Star Rating: 4/5 ****

The temptation to 'award' this recital with a five star rating was huge, but I must discipline myself and leave the five star rating for organ recitals which really do blow me (and others) away. The four star rating is at the very top end if you like of what a 'standard' organ recital is like, and this is where the recital by James Lancelot at Durham Cathedral most certainly was. The sheer quality of James' musicianship was very high, and he demonstrated well his knowledge of the organ itself, allowing us to hear many different sounds and effects. James has been in his post at Durham Cathedral since 1985, and it isn't difficult to hear the effect of knowing an instrument for some 25 years. As always, the introduction to the recital itself was done by James, who with a beaming grin on his face, gave us a short and informative talk through the pieces he was about to play. His enthusiasm (and admirable apparent lack of nerves) really built up the excitement for what was about to come. In true Durham fashion, James' brief talk was preceded by a prayer by a member of the Cathedral chapter - always a nice touch, given they explain how everything done in the Cathedral is done to the glory of God.
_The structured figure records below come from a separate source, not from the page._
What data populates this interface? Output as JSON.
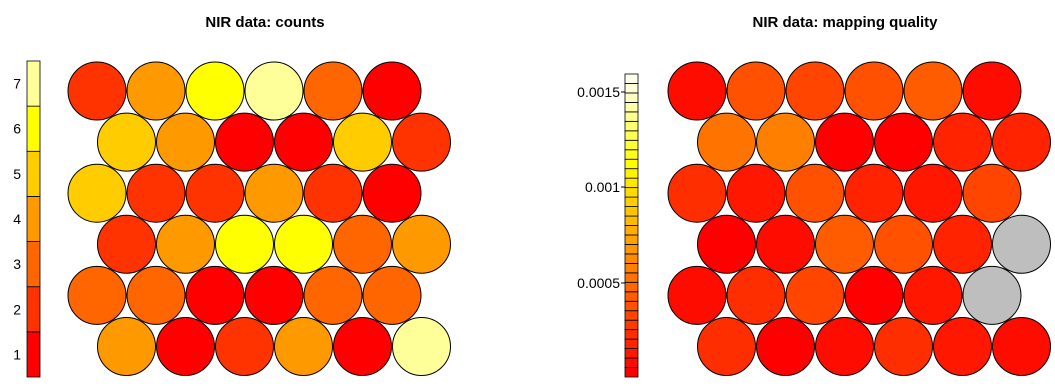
{
  "chart_data": [
    {
      "type": "heatmap",
      "title": "NIR data: counts",
      "colorbar": {
        "tick_labels": [
          "1",
          "2",
          "3",
          "4",
          "5",
          "6",
          "7"
        ],
        "bins": 7,
        "colors": [
          "#ff0000",
          "#ff3300",
          "#ff6600",
          "#ff9900",
          "#ffcc00",
          "#ffff00",
          "#ffff99"
        ]
      },
      "empty_color": "#bebebe",
      "grid": {
        "rows": 6,
        "cols": 6,
        "layout": "hexagonal"
      },
      "values": [
        [
          2,
          4,
          6,
          7,
          3,
          1
        ],
        [
          5,
          4,
          1,
          1,
          5,
          2
        ],
        [
          5,
          2,
          2,
          4,
          2,
          1
        ],
        [
          2,
          4,
          6,
          6,
          3,
          4
        ],
        [
          3,
          3,
          1,
          1,
          3,
          3
        ],
        [
          4,
          1,
          2,
          4,
          1,
          8
        ]
      ]
    },
    {
      "type": "heatmap",
      "title": "NIR data: mapping quality",
      "colorbar": {
        "tick_labels": [
          "0.0005",
          "0.001",
          "0.0015"
        ],
        "bins": 32,
        "ticks": [
          0.0005,
          0.001,
          0.0015
        ],
        "colors": [
          "#ff0000",
          "#ff1a00",
          "#ff3300",
          "#ff4d00",
          "#ff6600",
          "#ff8000",
          "#ff9900",
          "#ffb300",
          "#ffcc00",
          "#ffe600",
          "#ffff00",
          "#ffff40",
          "#ffff80",
          "#ffffbf",
          "#fffff0"
        ]
      },
      "empty_color": "#bebebe",
      "grid": {
        "rows": 6,
        "cols": 6,
        "layout": "hexagonal"
      },
      "values": [
        [
          2,
          8,
          7,
          8,
          9,
          2
        ],
        [
          11,
          12,
          1,
          1,
          4,
          4
        ],
        [
          5,
          3,
          8,
          4,
          3,
          7
        ],
        [
          1,
          2,
          9,
          8,
          4,
          0
        ],
        [
          2,
          5,
          7,
          1,
          3,
          0
        ],
        [
          5,
          1,
          2,
          5,
          3,
          2
        ]
      ]
    }
  ]
}
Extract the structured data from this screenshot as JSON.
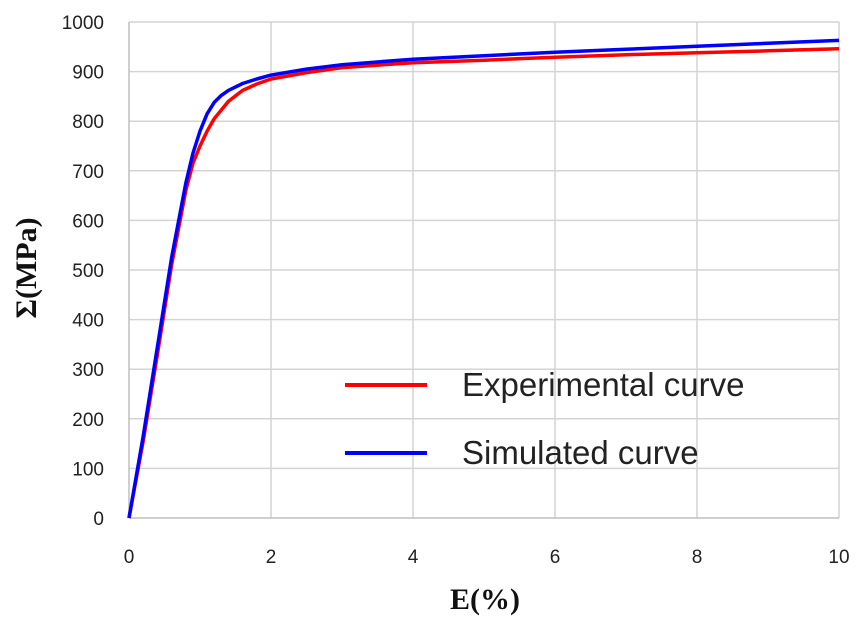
{
  "chart_data": {
    "type": "line",
    "xlabel": "E(%)",
    "ylabel": "Σ(MPa)",
    "xlim": [
      0,
      10
    ],
    "ylim": [
      0,
      1000
    ],
    "x_ticks": [
      "0",
      "2",
      "4",
      "6",
      "8",
      "10"
    ],
    "y_ticks": [
      "0",
      "100",
      "200",
      "300",
      "400",
      "500",
      "600",
      "700",
      "800",
      "900",
      "1000"
    ],
    "grid": true,
    "legend_position": "bottom-right",
    "series": [
      {
        "name": "Experimental curve",
        "color": "#ff0000",
        "x": [
          0,
          0.2,
          0.4,
          0.6,
          0.8,
          0.9,
          1.0,
          1.1,
          1.2,
          1.4,
          1.6,
          1.8,
          2.0,
          2.5,
          3,
          4,
          5,
          6,
          7,
          8,
          9,
          10
        ],
        "y": [
          0,
          155,
          330,
          510,
          660,
          715,
          750,
          780,
          805,
          840,
          862,
          875,
          885,
          898,
          908,
          918,
          923,
          929,
          934,
          938,
          942,
          946
        ]
      },
      {
        "name": "Simulated curve",
        "color": "#0000ff",
        "x": [
          0,
          0.2,
          0.4,
          0.6,
          0.8,
          0.9,
          1.0,
          1.1,
          1.2,
          1.3,
          1.4,
          1.6,
          1.8,
          2.0,
          2.5,
          3,
          4,
          5,
          6,
          7,
          8,
          9,
          10
        ],
        "y": [
          0,
          165,
          345,
          525,
          675,
          735,
          780,
          815,
          838,
          852,
          862,
          876,
          885,
          893,
          905,
          914,
          925,
          932,
          939,
          945,
          951,
          957,
          963
        ]
      }
    ]
  }
}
Like it.

The recital itself was superb. Notable highlights include the Howells Rhapsody at the start, which was the only time we heard the Harrison Tuba and Orchestral Trumpet stops from high up in the triforium of the quire. This was a bold and thrilling start to the recital. Many of the much older pieces that followed were clearly well suited to the Durham organ, known locally as the 'Harrison flagship'. Personally, I am of the opinion that it doesn't sound as well as the Harrison at Ripon, but perhaps it primarily has something to do with the fact that Harrison are based in Durham! Cunning. James had explained beforehand that the first of the Karg-Elert Chorale Preludes was in fact written in its entirety on the day of his own mothers' death. This was quite emotional, and in that sense, one could say the composition is superb given how much of the inherent emotion of the composer can be felt. The final impressive piece, the Reger Toccata & Fugue, was faultlessly executed and showed off the clear skill and virtuosity contained in James' playing, in addition to the broadness of his repertoire. The exciting close on the 'full' great and swell sounds sent us on our way beaming similarly to how James was at the start - perhaps its infectious, or perhaps its just damn good! For those of you who may be interested, the friend I noted as having joined me at Central Methodist in York on July 22nd also came with me to this, and thoroughly enjoyed it again. A good result all round, and a splendid evening was had by all.